Tensions over how to pursue gun control emerged into public view last month when Senate President Pro Tem Kevin de León, D-Los Angeles, sent Newsom a letter warning the lieutenant governor’s ballot measure restricting ammunition purchases amounted to an “all-or-nothing strategy.” The letter said Newsom’s measure would “provide aid to gun-control opponents by giving cover to reluctant legislators who would rather side-step this important issue in lieu of a ballot initiative.”
Similarly, some Democratic officials and campaign consultants worry that a gun control measure on the ballot will drive Republican turnout by galvanizing conservative voters.
During a press conference touting an Assembly gun control package, Assembly Speaker Anthony Rendon, D-Paramount, downplayed those concerns and said the lower house intends to press forward.
“As far as gun issues are concerned, our data shows that voters at the polls in November are more likely to reflect the views of (gun control advocates) then they are ardent gun owners,” Rendon said.
Bills promoted by Assembly Democrats include measures that would limit people to buying one long gun a month, expand the list of people who can get a restraining order barring gun ownership, broaden a ban on assault weapons and regulate components that can be used to build homemade guns.

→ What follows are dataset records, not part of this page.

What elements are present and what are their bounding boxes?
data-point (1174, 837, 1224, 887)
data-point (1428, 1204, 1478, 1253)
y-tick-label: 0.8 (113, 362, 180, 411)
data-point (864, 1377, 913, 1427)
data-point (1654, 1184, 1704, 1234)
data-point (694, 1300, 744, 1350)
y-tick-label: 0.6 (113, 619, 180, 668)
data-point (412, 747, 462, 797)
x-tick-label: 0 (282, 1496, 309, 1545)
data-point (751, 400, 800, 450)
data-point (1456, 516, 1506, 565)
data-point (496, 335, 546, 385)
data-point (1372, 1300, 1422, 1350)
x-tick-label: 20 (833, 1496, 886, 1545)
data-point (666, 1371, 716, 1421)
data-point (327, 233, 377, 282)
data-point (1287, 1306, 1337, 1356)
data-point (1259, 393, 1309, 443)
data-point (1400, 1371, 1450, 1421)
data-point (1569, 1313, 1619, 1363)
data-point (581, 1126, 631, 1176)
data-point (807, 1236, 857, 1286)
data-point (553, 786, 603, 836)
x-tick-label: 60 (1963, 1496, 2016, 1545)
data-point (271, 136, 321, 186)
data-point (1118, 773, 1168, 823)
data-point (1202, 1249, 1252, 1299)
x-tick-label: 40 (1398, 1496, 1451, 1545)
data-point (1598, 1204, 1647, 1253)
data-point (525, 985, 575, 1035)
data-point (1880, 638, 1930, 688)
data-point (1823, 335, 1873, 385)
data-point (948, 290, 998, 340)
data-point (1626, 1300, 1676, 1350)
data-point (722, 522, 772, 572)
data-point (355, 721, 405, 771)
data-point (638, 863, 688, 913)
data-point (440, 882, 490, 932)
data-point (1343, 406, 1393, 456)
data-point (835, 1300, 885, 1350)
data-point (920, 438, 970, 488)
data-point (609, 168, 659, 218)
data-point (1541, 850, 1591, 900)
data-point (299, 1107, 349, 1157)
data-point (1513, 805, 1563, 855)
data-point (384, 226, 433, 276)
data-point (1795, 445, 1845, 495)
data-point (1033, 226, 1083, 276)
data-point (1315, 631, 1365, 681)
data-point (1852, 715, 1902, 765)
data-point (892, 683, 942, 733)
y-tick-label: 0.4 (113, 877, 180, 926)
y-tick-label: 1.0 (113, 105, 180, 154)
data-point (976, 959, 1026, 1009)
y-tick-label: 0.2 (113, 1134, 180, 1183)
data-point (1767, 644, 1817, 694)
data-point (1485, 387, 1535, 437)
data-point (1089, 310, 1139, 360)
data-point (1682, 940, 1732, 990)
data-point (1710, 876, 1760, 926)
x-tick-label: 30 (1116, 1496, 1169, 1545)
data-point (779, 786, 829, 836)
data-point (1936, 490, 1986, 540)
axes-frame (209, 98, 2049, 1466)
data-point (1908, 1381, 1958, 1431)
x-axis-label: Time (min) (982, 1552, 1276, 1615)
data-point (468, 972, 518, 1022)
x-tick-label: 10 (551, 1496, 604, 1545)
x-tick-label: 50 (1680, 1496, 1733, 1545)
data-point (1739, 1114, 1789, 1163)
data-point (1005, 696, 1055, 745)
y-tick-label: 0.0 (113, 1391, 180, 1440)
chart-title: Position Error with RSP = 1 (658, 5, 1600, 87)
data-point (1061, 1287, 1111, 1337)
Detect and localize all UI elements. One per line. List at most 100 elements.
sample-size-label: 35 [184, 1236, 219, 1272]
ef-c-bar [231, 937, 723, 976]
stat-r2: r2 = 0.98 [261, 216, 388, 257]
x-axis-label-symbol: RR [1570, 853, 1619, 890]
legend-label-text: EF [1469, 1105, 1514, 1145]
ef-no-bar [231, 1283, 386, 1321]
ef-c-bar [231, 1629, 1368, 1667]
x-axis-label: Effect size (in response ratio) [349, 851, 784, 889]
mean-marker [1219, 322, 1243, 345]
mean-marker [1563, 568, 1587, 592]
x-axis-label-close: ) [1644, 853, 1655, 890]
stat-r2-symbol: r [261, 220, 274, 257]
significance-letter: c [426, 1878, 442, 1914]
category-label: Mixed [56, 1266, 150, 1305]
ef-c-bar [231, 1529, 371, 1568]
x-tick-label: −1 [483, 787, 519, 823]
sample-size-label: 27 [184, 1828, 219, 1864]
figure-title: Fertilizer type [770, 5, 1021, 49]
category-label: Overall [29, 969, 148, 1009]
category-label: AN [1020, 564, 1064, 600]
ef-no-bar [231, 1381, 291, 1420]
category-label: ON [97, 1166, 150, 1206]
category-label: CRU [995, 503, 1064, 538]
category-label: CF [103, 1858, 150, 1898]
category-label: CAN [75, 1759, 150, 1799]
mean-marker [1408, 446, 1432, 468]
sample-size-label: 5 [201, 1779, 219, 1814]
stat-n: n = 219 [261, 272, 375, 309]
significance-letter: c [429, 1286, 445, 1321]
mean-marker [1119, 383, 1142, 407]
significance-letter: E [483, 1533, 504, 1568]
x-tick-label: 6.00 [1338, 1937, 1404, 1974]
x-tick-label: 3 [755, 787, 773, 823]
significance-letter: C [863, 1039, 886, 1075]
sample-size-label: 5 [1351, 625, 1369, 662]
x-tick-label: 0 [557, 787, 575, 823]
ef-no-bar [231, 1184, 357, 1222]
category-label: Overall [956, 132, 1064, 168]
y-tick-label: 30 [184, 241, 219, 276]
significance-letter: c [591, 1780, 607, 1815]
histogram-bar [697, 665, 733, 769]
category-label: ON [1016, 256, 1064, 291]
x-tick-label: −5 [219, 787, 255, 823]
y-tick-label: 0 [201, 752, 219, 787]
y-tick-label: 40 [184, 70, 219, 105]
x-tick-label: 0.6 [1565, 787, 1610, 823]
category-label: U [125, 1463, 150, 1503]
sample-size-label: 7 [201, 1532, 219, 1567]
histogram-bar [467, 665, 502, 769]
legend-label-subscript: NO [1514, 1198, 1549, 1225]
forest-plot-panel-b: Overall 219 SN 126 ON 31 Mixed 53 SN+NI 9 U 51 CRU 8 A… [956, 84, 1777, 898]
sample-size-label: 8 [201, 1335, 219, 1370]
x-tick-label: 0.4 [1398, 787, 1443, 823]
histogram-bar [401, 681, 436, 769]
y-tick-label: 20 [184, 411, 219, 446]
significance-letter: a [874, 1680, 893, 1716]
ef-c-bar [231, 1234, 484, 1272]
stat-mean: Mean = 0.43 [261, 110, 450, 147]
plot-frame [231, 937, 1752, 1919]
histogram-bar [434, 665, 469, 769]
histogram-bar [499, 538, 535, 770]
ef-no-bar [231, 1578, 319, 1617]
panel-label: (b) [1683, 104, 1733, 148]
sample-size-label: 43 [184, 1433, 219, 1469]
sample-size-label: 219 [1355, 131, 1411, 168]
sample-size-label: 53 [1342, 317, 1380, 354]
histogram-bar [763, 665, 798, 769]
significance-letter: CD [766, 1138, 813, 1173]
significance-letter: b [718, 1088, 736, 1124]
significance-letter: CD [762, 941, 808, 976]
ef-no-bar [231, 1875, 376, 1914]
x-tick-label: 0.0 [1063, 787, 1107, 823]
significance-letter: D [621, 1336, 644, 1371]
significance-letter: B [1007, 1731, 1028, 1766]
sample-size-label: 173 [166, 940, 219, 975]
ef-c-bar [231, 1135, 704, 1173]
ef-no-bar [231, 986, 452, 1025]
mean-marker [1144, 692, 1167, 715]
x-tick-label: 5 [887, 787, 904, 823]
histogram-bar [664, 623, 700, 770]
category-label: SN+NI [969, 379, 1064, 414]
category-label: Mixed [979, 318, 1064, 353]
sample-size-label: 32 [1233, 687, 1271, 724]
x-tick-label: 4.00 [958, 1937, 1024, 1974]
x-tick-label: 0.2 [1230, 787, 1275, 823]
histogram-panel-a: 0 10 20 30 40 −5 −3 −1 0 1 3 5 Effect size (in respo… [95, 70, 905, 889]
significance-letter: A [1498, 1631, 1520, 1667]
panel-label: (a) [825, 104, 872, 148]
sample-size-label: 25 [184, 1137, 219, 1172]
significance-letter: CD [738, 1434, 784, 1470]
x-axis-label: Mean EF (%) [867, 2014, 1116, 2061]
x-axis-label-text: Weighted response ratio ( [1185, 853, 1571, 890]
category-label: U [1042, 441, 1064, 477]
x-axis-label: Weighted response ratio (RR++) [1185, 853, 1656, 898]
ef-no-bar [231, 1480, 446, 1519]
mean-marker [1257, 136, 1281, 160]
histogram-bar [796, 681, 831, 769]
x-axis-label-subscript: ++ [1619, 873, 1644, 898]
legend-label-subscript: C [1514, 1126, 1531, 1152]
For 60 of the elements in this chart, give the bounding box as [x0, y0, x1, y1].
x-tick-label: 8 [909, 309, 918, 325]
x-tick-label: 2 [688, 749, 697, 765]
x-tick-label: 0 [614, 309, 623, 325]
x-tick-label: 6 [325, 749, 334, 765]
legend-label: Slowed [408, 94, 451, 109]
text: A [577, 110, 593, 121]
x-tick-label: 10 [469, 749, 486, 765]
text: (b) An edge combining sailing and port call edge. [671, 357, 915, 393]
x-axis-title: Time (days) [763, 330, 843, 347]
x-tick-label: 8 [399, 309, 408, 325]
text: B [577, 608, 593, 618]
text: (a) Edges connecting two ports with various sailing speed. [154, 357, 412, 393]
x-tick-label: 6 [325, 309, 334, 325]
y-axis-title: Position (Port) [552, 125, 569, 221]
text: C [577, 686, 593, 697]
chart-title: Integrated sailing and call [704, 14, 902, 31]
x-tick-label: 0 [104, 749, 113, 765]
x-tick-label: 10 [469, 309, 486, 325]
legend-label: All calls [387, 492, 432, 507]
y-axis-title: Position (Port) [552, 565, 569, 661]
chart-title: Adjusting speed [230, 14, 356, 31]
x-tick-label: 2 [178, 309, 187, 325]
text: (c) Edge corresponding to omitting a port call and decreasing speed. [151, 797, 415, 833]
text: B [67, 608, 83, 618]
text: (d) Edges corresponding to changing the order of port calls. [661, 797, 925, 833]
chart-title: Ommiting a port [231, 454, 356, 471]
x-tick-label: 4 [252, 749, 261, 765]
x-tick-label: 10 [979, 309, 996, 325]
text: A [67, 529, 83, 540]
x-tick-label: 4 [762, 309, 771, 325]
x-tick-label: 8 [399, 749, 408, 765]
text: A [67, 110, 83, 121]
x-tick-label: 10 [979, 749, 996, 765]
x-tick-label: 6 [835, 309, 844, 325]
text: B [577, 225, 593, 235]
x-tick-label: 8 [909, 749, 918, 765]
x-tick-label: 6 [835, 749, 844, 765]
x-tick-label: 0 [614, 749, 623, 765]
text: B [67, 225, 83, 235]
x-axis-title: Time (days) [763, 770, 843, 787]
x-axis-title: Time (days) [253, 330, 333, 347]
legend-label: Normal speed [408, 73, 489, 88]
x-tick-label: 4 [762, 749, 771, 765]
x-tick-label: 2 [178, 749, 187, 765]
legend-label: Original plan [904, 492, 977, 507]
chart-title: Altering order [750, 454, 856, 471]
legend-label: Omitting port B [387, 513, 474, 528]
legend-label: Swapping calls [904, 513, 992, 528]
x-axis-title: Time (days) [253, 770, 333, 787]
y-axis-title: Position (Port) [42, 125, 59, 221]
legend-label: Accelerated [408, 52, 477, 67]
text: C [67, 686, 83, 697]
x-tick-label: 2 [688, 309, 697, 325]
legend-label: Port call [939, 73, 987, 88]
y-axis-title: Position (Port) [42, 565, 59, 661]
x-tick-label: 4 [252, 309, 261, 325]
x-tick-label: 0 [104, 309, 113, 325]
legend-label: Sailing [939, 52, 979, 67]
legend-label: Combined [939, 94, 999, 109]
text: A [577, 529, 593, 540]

Legislation introduced by state senators includes bills to regulate ammunition sales, to authorize research into gun violence and to outlaw so-called “bullet buttons” that allow for more rapid firing. Those bills are scheduled to be debated in the Senate on Thursday.
A spokesman for Newsom’s initiative argued that “that we need to fight for progress on every front” given the potency of the pro-gun lobby.
“The initiative contains some elements that have failed to make it through the Legislature, pieces the Legislature isn’t considering, and others that simply can’t be addressed legislatively...” spokesman Dan Newman said in an email. “It’s really beyond comparing apples and oranges –it’s more like apples and rutabagas.”